Para um jogador sedento por informações, era uma oferta tentadora. O prefeito sabia exatamente do que precisavam e oferecia o que era mais importante.

O ritual de sacrifício estava nas regras e era fundamental para o local. Participar de perto era uma oportunidade rara.

— Só eu e você?

— Claro — sorriu o prefeito, apertando o ombro de Yin Xiu. — Se fosse qualquer outro, eu não me importaria. Só você é especial.

O tom ambíguo do prefeito deixou o chat em polvorosa:

— Que isso, o que está rolando aqui? Tá paquerando o Yin Xiu???

— É barganha, pessoal! Esse espectro quer negociar com Yin Xiu!

— Já percebi que o olhar dele pro Yin Xiu era diferente! Quer mesmo seduzi-lo!

— Mas ele ofereceu uma condição especial...

— Que tortura, todo mundo aqui é hétero, e me fazem ver isso? Não aceito!

— Exijo que aquele espectro que invade o quarto do Yin Xiu lute com o prefeito!

— Já deduziram que é o colega de quarto do Yin Xiu!

— O colega de quarto? Agora fiquei atento. Quero ver briga entre prefeito e colega, por favor.

— Também quero! Então voto no prefeito, pelo menos ele é bonito.

— Também voto no prefeito, o colega é assustador demais, meio aterrorizante. O prefeito, apesar de espectro, é mais humano, sabe seduzir.

— Vocês votam no prefeito, mas cuidado se o colega souber e for atrás de vocês de madrugada.

— Quero ver! Se tiver coragem, que venha!

As mensagens seguiam entre risadas, até que a transmissão estremeceu, e todos os jogadores silenciaram.
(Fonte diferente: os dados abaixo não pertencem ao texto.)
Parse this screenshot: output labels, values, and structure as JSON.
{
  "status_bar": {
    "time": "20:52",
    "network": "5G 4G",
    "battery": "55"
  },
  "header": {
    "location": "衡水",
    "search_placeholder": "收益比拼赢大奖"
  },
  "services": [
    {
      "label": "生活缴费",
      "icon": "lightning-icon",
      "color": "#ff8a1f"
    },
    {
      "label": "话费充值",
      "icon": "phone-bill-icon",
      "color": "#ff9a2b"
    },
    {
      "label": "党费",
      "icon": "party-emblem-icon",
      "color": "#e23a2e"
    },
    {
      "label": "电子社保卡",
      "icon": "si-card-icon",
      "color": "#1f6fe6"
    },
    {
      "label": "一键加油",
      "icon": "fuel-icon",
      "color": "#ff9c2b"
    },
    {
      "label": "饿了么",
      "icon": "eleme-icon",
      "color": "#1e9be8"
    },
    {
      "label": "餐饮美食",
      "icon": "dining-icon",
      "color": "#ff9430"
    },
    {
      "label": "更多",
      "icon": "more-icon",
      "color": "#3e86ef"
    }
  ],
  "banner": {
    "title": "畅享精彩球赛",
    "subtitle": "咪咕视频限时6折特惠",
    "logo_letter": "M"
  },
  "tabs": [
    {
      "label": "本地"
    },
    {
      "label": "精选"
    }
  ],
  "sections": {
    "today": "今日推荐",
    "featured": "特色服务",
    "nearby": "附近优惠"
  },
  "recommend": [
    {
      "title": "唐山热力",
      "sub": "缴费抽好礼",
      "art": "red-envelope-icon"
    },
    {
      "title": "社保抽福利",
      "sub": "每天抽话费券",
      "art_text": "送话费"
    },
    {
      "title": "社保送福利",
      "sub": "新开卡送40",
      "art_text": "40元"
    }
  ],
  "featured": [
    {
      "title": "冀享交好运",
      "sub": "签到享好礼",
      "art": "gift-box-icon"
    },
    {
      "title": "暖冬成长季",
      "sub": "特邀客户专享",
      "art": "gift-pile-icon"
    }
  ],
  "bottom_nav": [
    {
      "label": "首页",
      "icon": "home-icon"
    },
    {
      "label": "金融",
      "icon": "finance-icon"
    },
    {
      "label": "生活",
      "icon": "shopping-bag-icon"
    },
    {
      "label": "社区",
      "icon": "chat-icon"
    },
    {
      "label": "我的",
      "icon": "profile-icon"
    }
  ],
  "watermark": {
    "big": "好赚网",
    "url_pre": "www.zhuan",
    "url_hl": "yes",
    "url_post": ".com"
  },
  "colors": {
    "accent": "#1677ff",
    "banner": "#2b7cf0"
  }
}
Março, início de primavera.

Céu encoberto, cinzento e pesado, como se tinta negra tivesse sido derramada sobre um papel, manchando os céus e tingindo as nuvens.

As nuvens se entrelaçavam, misturando-se, cortadas por relâmpagos avermelhados e estrondos de trovão.

Soavam como o rugido de deuses, ecoando entre os mortais.

Chovia sangue, tingindo de tristeza a terra.

A paisagem era enevoada, uma cidade em ruínas, mergulhada na chuva rubra, muda e sem vida.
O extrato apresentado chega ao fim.